Narasi soal vaksin yang terus menerus didengungkan oleh pemerintah juga memperburuk keadaan, katanya. Sebab vaksin sendiri belum ada yang terbukti secara klinis. “Kalau dirunut, vaksin itu false hope yang parah dari pemerintah,” kata Kamil.
Bias Statistik
Epidemiolog yang juga peneliti dari Ikatan Ahli Kesehatan Masyarakat Indonesia (IAKMI) Mouhamad Bigwanto mengatakan apa yang dilakukan pemerintah dengan menonjolkan angka kesembuhan saja adalah bias statistik. Menurutnya itu berbahaya meski jelas ada tujuannya, yaitu memperoleh kepercayaan kembali pasar dan ekonomi menguat.
“Dalam politik itu biasa kita sebut sebagai propaganda,” kata Bigwanto kepada reporter Tirto, Senin (19/10/2020).
Propaganda pemerintah ini berbahaya bagi kesehatan publik karena persepsi masyarakat terhadap bahaya COVID-19 menurun dan cenderung menyepelekan. Sehingga, kata dia, tidak heran jika kasus harian saat ini selalu di atas 4.000 kasus.
Oleh karena itu ia meminta “pemerintah tidak usah mengada-ada mengambil data setengah-setengah.” “Lihat secara keseluruhan. Pemerintah harus objektif dalam situasi ini. Jangan hanya karena ingin mengembalikan kepercayaan pasar kemudian membuat ilusi-ilusi itu,” kata Bigwanto.

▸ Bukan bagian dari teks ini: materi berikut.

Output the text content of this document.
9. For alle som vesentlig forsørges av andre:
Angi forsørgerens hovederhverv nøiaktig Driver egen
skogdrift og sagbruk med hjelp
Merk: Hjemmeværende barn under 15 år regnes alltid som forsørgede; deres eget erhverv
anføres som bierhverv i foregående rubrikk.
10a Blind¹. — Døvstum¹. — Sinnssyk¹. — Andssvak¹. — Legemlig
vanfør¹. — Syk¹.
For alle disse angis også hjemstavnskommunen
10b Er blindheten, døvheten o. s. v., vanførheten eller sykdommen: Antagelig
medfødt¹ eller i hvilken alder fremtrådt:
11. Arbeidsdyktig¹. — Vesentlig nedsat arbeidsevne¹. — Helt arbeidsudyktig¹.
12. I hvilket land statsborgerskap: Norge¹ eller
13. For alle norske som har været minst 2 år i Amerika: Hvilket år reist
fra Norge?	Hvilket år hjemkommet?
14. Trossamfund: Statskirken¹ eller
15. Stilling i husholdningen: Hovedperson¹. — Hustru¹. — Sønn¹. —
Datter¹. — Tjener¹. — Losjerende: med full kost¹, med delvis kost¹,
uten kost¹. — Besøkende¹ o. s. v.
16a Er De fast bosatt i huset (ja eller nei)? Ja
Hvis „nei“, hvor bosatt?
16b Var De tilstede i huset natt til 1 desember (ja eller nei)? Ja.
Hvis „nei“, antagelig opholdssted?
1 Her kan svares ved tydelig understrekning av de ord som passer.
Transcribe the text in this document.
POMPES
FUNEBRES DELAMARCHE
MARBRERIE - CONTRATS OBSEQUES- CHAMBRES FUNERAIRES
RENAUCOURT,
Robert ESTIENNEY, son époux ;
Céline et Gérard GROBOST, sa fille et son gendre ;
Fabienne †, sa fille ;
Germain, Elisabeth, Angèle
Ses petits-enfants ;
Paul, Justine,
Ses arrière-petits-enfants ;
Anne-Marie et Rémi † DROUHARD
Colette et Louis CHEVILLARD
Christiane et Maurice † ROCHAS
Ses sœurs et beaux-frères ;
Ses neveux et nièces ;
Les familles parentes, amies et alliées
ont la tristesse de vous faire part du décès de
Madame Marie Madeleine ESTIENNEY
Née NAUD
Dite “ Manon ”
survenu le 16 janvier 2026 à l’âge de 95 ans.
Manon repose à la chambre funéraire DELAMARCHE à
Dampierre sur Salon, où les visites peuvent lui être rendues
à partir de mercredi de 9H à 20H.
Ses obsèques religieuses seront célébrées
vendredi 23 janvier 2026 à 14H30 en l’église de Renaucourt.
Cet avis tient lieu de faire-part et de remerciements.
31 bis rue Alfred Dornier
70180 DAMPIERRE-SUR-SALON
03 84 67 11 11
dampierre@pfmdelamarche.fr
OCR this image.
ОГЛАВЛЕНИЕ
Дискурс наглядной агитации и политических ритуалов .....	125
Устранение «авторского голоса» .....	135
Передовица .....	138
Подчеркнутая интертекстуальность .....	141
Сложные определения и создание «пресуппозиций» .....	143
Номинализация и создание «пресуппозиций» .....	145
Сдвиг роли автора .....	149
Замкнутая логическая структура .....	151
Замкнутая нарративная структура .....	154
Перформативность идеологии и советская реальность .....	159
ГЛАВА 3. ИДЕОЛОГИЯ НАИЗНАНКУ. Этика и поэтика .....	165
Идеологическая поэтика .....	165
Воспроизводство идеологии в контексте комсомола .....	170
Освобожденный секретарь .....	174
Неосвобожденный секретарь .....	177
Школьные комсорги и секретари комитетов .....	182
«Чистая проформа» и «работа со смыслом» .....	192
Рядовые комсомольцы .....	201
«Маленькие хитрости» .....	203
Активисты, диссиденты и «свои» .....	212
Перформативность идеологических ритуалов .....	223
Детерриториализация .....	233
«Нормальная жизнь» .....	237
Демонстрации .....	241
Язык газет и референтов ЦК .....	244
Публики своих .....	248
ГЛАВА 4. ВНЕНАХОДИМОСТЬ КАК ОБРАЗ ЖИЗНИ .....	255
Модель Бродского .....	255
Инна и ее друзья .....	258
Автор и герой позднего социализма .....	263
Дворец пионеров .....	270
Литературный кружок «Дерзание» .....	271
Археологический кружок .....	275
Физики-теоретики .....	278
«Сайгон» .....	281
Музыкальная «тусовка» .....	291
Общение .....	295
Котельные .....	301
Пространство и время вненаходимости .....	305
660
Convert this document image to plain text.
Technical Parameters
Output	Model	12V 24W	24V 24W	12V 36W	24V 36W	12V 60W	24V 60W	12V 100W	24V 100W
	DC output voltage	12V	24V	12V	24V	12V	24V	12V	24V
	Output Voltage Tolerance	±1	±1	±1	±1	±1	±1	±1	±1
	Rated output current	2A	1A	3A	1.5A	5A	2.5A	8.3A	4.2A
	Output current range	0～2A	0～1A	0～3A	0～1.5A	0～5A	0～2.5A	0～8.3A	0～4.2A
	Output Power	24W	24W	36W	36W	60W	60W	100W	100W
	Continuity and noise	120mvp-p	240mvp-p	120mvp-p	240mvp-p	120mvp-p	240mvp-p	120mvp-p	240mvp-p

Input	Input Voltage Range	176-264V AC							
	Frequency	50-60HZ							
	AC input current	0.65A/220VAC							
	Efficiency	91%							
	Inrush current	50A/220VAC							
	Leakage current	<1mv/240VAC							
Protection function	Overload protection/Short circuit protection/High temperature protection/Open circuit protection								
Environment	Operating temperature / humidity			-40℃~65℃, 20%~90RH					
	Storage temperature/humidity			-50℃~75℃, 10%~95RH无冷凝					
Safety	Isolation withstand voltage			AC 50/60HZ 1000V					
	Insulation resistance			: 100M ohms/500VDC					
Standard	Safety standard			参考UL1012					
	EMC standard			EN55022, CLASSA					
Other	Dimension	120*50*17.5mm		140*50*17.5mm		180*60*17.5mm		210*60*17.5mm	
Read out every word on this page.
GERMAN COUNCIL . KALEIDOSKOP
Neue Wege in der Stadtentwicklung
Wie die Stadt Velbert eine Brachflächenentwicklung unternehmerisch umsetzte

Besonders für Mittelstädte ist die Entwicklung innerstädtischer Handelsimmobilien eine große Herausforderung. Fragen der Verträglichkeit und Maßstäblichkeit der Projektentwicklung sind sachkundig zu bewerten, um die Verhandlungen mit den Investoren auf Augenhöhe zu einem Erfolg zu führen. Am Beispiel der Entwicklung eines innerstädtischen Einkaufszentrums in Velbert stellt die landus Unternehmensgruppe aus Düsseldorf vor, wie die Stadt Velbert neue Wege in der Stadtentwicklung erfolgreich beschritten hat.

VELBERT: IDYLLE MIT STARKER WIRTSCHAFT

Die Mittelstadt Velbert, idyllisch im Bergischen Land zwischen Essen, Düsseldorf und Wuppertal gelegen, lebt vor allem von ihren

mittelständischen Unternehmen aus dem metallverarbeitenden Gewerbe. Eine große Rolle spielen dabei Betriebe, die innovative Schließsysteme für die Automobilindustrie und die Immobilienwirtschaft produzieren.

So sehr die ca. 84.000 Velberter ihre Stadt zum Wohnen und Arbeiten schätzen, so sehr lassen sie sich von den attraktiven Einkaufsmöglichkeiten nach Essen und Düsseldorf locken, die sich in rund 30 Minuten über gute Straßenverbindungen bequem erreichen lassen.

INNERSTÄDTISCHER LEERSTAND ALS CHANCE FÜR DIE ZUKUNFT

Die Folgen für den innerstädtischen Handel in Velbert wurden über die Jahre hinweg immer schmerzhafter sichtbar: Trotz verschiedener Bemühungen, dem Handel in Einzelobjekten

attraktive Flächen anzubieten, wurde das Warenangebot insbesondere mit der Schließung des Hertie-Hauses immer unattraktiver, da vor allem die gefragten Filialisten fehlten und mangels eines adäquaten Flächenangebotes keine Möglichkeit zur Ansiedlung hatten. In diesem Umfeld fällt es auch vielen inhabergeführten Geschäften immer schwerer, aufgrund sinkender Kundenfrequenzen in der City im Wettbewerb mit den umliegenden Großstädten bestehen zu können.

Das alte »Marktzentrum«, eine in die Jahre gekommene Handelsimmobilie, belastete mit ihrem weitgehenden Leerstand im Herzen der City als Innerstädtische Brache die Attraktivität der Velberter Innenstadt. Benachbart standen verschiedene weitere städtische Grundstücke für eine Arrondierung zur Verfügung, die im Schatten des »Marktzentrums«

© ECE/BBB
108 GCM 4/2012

Satu upaya paling menonjol dari pemerintah untuk menekan Corona adalah menunjuk Menteri Koordinator Bidang Kemaritiman dan Investasi Luhut Binsar Panjaitan mengurusi 10 provinsi. Luhut diberikan tiga target utama: “penurunan penambahan kasus harian; peningkatan angka kesembuhan; menurunkan angka kematian,” kata Satgas COVID-19.
Ketika itu Luhut optimistis akan berhasil. “Saya bukan epidemiolog, memang betul, tapi saya dibantu banyak orang pintar... Orang-orang berkualitas membantu saya,” kata Luhut.
Meski begitu, dari data yang ada, hasilnya belum maksimal.